Handelt es sich demgegenüber um Dokumente, die einen vertraulichen Charakter haben, stellt das Gericht fest, dass es in dieser Phase zu prüfen hat, ob sie für die Entscheidung über den Rechtsstreit erheblich sind.

Insoweit weist das Gericht auf den Wertungsspielraum hin, den ihm Art. 103 der Verfahrensordnung bei Vorliegen vertraulicher Auskünfte oder Unterlagen einräumt, um so weit wie möglich die Verfahrensrechte der Partei, der die Vertraulichkeit entgegengehalten wird, zu wahren. Wenn somit die durch die Vertraulichkeit geschützten Interessen die Offenlegung der betreffenden Informationen nicht zulassen, auch wenn sie mit angemessenen Verpflichtungen verbunden ist, muss die fehlende Offenlegung mit Klarstellungen zu den Modalitäten der Wahrung der Verfahrensgarantien der anderen Partei einhergehen.

In Anwendung der zuvor dargelegten Grundsätze nimmt das Gericht daher eine eingehende und individuelle Prüfung jeder einzelnen Angabe vor, die von der Kommission bei der Einreichung der Dokumente, die Gegenstand der am 26. Mai 2021 angeordneten Beweiserhebung sind, als gegenüber den Klägerinnen als vertraulich zu behandelnd bezeichnet wurden, um den genauen Inhalt der Auskünfte oder Unterlagen zu bestimmen, der den Klägerinnen in dem zur Wahrung ihrer Verfahrensrechte erforderlichen Umfang bekannt zu machen ist.

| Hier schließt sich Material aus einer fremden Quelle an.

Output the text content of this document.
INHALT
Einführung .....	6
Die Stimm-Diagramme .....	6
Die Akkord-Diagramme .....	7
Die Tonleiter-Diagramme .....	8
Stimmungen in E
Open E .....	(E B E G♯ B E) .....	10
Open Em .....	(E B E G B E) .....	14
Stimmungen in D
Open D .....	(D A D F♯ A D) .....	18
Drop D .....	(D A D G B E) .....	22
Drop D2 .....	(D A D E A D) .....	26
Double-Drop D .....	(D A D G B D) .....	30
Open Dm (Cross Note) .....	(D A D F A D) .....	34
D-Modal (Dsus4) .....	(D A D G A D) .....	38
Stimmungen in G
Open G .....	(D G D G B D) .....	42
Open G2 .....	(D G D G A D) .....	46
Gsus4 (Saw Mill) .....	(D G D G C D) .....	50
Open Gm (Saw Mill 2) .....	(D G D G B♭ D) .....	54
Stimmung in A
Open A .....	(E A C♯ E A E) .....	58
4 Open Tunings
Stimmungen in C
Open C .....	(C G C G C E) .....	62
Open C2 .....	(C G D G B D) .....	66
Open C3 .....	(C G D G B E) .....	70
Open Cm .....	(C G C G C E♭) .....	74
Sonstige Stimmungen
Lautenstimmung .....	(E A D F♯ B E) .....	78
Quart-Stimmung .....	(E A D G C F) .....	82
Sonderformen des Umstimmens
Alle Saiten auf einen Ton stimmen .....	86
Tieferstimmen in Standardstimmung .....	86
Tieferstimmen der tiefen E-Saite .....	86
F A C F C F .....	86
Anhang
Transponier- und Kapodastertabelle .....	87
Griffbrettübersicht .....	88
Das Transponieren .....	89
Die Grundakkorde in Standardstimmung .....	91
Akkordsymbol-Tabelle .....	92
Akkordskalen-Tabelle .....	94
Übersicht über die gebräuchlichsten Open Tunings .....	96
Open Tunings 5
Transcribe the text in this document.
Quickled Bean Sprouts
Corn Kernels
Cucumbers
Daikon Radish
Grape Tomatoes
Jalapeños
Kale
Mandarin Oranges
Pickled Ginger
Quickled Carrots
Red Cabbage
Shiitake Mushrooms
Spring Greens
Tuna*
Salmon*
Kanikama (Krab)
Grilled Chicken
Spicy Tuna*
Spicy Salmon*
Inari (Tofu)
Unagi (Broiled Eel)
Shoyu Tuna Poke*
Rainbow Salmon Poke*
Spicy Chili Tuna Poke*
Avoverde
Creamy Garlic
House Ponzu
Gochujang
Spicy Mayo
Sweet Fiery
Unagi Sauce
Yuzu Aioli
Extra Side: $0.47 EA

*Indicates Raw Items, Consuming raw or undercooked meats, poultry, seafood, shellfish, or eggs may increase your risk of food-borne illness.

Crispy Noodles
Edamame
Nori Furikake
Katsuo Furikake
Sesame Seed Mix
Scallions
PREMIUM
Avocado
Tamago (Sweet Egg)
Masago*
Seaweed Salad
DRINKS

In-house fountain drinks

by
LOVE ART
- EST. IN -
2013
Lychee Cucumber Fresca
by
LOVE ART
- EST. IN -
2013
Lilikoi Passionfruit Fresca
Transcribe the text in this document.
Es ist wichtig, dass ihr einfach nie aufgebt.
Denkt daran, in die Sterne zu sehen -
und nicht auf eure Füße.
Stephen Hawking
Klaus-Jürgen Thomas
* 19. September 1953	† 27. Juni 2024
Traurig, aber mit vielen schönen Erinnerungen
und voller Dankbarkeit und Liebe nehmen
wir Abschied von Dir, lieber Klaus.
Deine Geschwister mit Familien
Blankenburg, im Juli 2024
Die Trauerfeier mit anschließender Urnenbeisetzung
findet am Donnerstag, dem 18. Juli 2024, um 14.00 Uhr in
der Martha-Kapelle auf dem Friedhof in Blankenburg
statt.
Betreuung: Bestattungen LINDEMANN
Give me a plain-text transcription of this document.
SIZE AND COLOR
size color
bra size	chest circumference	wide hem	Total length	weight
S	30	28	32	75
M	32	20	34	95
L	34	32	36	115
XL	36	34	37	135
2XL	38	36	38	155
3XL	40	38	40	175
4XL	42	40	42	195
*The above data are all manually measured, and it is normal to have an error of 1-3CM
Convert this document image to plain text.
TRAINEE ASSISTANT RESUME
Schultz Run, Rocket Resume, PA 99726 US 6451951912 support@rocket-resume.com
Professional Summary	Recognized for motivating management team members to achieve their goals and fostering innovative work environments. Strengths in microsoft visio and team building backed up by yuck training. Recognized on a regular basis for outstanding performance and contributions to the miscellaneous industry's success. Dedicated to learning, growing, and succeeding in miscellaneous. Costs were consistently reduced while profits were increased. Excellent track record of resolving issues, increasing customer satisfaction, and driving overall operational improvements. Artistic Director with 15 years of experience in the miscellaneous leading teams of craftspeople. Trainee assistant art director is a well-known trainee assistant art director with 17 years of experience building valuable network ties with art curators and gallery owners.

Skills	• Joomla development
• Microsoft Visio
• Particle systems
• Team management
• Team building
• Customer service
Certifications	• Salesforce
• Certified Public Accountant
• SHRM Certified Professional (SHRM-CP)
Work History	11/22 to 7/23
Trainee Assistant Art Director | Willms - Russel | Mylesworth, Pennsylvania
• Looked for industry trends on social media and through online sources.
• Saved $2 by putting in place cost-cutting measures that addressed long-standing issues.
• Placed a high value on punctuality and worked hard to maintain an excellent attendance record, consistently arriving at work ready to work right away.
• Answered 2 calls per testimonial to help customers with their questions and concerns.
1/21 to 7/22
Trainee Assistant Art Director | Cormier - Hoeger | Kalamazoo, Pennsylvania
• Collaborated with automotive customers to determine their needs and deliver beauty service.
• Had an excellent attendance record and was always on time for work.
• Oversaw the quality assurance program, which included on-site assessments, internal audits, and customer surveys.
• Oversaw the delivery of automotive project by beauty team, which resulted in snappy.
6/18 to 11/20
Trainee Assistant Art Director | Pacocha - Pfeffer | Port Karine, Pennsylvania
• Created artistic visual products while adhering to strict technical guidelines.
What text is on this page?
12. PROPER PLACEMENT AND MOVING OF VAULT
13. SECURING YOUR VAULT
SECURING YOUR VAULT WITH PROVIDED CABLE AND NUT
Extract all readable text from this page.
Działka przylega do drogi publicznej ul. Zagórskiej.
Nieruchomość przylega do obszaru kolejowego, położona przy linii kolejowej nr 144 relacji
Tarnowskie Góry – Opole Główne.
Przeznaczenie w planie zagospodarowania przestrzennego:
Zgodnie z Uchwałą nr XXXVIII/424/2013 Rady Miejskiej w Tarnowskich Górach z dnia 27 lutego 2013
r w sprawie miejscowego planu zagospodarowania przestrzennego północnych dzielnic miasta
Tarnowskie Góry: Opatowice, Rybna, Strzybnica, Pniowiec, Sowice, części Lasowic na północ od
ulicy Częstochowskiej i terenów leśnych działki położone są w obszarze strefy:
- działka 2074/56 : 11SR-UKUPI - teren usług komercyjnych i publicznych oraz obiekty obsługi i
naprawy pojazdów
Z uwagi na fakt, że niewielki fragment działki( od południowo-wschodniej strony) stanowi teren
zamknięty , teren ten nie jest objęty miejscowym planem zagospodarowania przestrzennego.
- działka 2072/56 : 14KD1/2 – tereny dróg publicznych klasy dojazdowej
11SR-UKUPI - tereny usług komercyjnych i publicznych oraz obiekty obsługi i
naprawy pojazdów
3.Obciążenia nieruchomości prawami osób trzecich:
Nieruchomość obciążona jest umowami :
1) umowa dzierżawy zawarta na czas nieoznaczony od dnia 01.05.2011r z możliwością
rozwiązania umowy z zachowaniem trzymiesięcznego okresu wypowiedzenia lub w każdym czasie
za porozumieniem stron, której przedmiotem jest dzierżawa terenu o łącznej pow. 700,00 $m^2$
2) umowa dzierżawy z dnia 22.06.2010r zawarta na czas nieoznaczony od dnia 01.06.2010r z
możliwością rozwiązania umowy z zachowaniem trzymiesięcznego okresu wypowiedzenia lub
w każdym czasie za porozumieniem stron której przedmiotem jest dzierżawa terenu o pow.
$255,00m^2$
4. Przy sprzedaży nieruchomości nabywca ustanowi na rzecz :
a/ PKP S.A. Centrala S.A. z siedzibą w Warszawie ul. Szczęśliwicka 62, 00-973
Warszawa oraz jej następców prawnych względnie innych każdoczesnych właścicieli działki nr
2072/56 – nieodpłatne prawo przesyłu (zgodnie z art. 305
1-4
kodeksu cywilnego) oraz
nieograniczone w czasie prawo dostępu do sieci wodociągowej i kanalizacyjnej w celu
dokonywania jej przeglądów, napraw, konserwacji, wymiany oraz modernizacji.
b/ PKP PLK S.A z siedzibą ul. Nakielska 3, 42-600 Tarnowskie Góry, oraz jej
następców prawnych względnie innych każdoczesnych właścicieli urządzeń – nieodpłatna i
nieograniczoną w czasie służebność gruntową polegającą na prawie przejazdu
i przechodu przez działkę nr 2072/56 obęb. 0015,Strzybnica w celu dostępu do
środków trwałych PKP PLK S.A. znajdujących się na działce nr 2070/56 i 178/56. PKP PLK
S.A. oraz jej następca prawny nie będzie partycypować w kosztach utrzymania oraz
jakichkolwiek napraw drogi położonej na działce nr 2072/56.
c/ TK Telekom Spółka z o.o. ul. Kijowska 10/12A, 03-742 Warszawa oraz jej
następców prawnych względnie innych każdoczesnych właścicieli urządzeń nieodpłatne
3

Das Gericht gibt der Kommission auf, von den Dokumenten, die nach dieser Prüfung für die Entscheidung über den Rechtsstreit erhebliche Angaben enthalten und damit für die Aufnahme in die Akten bestimmt sind, eine nicht vertrauliche Fassung vorzulegen, die den Klägerinnen später übermittelt werden soll, entsprechend den genauen und erschöpfenden Hinweisen zur Schwärzung der Daten, deren Vertraulichkeit im Hinblick auf die geschützten Interessen weiterhin gewahrt werden muss. In diesem Rahmen entscheidet das Gericht in dem Bestreben, die Einhaltung der dem Recht auf effektiven gerichtlichen Rechtsschutz inhärenten Grundsätze des kontradiktorischen Verfahrens und der Waffengleichheit zu gewährleisten, insbesondere, den Klägerinnen vorbehaltlich der Schwärzung bestimmter Passagen den vertraulichen Informationsbericht zu übermitteln, den ihre Anwälte verfasst hatten, nachdem sie Zugang zu vertraulichen Daten in den ausführlichen Protokollen erhalten hatten, obwohl die Gewährung dieses Zugangs von der Verpflichtung der Anwälte abhängig gemacht worden war, diese Daten nicht den Klägerinnen offenzulegen. Hingegen entscheidet das Gericht, den Klägerinnen nicht den genauen Grund bekannt zu geben, aus dem Overgas darauf bestand, dass bestimmte Informationen nicht an sie weitergegeben würden, angesichts der schwerwiegenden Folgen, die eine solche Offenlegung im vorliegenden Fall für diese Partei haben könnte.


1      Beschluss C(2018) 8806 final der Kommission vom 17. Dezember 2018 in einem Verfahren nach Art. 102 AEUV (AT.39849 – BEH Gas) (im Folgenden: angefochtener Beschluss).